RÜZGÂRIN FISILTISI

   Sahilin nemli serinliği yüzüne çarptığında, derin bir nefes aldı. Ayaklarının altında ezilen çakıl taşlarının hışırtısı, içinde biriken sessizliği yırtar gibiydi. Karadeniz'in sonsuzmuş gibi uzanan maviliği, gökyüzüyle birleştiği ufuk çizgisinde hayal gibi titriyordu. Deniz, bugün eskisinden daha dalgalıydı. Belki de içinde taşıdığı duyguların dışa yansımasıydı bu.

   Yavaş adımlarla sahil boyunca yürüdü. Zamanla ayağının altındaki taşlar kuma dönüştü. Kumda iz bırakıyordu; çocukken olduğu gibi. Sanki hâlâ yıllar önceki o küçük kız çocuğuydu. Her adımı, geride bıraktığı bir anıyı çağırıyordu zihnine. Eski bir dostu düşünüyordu. Sadece bir dost muydu, yoksa hayatında bir iz bırakmış, sessizce giden ama hep kalan biri mi?

   Gözleri kumsala vuran deniz kabuklarını takip etti. Her biri farklı şekillerdeydi, farklı renklerde. Tıpkı hayatlarına giren insanlar gibiydi; bazıları parlaktı, bazıları ise kırık döküktü ama her biri bir hikâye taşıyordu içinde.

   Yol kıyısından ormana sapan patikaya yöneldi. Çam ağaçlarının altında yürümek her zaman başka bir huzur verirdi ona. Ağaçların gövdeleri, zamanın ne kadar hızlı geçtiğini anlatır gibiydi. Bazıları çatlamış, bazıları yosun tutmuştu. Ama hepsi ayaktaydı. Bir ağacın gövdesine dokundu. Sanki yıllar öncesinden tanıdığı bir dostun elini tutmuş gibi hissetti. O günleri düşündü. Sessizce oturdukları bankı, gülüştükleri yolları, birbirlerine sırlarını açtıkları geceleri... Zamanla uzaklaşan yolları, konuşulmamış cümleleri...

   "Keşke" dedi fısıltıyla. "Keşke daha fazla konuşsaydık."

   Ormanın içinde biraz ilerledikten sonra küçük bir açıklığa çıktı. Güneş burada ağaçların arasından daha özgür süzülüyordu. Bir kayanın üzerine oturdu, çantasından küçük bir termos çıkardı. İçinden döktüğü çayı yudumlarken çevresine baktı. Doğanın içinde yalnız olmak korkutucu değil, iyileştiriciydi.

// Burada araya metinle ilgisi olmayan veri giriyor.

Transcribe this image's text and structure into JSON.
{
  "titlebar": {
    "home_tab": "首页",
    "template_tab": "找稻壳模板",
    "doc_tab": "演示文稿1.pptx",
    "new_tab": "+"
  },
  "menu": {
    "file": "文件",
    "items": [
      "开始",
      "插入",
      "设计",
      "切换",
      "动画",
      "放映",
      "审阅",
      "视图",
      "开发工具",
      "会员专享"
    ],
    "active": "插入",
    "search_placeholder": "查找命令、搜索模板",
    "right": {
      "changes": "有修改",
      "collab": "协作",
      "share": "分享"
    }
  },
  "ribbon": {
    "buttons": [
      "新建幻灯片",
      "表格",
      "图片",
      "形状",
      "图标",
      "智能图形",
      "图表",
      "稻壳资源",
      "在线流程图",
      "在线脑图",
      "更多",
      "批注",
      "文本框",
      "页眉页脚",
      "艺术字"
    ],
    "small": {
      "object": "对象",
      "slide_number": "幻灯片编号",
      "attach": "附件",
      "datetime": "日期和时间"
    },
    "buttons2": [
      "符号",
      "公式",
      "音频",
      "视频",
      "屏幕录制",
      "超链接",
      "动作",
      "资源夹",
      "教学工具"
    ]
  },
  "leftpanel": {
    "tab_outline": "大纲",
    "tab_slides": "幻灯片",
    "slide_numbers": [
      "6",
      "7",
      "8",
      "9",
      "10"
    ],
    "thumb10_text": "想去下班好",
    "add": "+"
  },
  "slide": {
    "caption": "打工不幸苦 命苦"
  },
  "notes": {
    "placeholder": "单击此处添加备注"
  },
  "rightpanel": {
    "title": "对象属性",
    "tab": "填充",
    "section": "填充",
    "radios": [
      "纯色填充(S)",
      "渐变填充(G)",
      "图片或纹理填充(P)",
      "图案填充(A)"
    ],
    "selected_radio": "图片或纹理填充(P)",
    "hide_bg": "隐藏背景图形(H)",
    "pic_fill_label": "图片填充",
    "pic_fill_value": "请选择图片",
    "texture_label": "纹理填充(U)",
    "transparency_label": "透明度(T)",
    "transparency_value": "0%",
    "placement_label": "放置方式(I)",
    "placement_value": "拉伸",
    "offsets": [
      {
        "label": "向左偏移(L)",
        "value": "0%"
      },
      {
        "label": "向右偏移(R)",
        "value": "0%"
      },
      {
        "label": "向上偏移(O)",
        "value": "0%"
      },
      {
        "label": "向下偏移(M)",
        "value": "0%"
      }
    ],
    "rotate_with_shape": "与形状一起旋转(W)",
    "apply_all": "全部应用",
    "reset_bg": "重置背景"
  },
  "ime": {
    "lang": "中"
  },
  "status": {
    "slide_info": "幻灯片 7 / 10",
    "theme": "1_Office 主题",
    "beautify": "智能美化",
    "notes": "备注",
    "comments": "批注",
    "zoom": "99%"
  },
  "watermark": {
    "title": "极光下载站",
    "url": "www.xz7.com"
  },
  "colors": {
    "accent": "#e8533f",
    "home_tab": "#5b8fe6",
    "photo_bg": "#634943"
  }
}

   Bir ağacın dalında öten kuşa kulak verdi. Ne söylediğini anlamıyordu ama hissettiği bir şey vardı: Devam et. Geçmişten kopmadan, ama ona da saplanıp kalmadan yürümek gerekiyordu.

   Çantasından defterini çıkardı. Kenarları kıvrılmış, bazı sayfaları silinmişti. Ama içinde hâlâ kelimeler vardı. Yazmaya başladı:

   "Bazen insanlar bir daha dönmeyeceklerini bile bile gider. Geride kalan, ne zaman döneceklerini beklemekle meşguldür. Oysa yapılması gereken, yürümeye devam etmektir. Çünkü her yol, bizi bir başka kendimize götürür."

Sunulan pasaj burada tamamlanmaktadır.